Ahli Hukum Pidana – Ketua Umum HRS Center

10Berita - Ustaz Abdul Somad (UAS) sebagaimana diberitakan di banyak media dilarang berceramah soal politik dan anehnya pelarangan tersebut justru dikeluarkan oleh Kepolisian Resor Tanggerang Selatan. Pihak Kepolisian setempat memberi catatan agar ceramahnya tidak mengandung “unsur politik praktis” dan hanya “berfokus pada agama” (TribunJakarta.com, Minggu 9 September 2018). Sebelumnya, dikabarkan UAS juga memutuskan untuk membatalkan beberapa janji di berbagai daerah Pulau Jawa, disebabkan adanya ancaman, intimidasi, pembatalan dan lain-lain. 

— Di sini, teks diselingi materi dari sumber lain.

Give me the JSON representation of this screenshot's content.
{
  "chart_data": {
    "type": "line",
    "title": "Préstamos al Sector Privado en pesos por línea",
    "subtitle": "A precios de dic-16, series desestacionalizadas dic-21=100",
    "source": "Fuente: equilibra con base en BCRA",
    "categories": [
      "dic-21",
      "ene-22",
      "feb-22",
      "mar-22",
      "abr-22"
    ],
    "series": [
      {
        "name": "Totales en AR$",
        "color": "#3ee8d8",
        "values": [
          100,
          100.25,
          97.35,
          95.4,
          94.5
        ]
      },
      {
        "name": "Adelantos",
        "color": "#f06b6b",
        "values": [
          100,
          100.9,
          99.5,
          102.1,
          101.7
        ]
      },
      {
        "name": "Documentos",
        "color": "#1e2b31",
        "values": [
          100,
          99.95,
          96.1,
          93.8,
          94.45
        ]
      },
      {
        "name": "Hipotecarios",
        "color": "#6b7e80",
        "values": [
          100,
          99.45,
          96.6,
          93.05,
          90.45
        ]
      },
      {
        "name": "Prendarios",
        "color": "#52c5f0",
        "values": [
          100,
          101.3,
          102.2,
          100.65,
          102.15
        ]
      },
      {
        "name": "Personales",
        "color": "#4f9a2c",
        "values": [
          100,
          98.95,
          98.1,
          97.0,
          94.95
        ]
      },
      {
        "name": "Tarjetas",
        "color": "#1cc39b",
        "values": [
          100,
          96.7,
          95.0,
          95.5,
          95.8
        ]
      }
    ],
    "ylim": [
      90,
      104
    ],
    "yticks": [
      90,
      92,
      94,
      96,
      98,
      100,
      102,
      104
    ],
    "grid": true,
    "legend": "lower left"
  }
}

Sepakat dengan pernyataan UAS, bahwa umat sudah cerdas mampu menilai mana yang “benar” mana yang “salah”, mana yang “baik” mana yang “buruk” dan mana yang “pantas/patut” mana yang “tidak pantas/patut”. Dengan demikian, perihal pelarangan secara subjektif itu patut dipertanyakan kontekstualitasnya dalam hal “kepantasan” dan sekaligus “dapat dipertanggungjawabkannya”. 

Apa yang dialami oleh UAS sejatinya sama dengan yang dialami oleh Ulama yang lain, seperti yang dialami oleh Kiayi Tengku Zulkarnain (MUI) oleh sekelompok orang di Bandara Susilo Sintang, Kalimatan Barat tahun lalu, dengan menghunuskan mandau (golok), dan menyerbu saat yang bersangkutan muncul di depan pintu, dan bahkan golok itu telah sampai di depan kakinya. (Tempo.co, Jumat, 13 Januari 2017). Diketahui, bahwa kedatangan Kiayi Tengku ke Kabupaten tersebut justru untuk memenuhi undangan Bupati Sintang dalam rangka peringatan Maulid Nabi Muhammad SAW. Jadi antara keduanya, sama-sama dalam kepentingan dakwah sesaui tuntutan agama dan berdasarkan undangan pihak yang mengundang. Tentu menjadi pertanyaan serius dengan kekuatan dasar hukum apa pihak Kepolisian Resor Tanggerang Selatan melarang berceramah soal politik, apakah memang ada larangan dalam hukum positif kita? Jika tidak ada, maka pihak yang melarang telah melakukan “ultra vires”  suatu tindakan di luar batas kewenangannya dan bahkan “abuse of power” yakni tindakan penyalahgunaan wewenang.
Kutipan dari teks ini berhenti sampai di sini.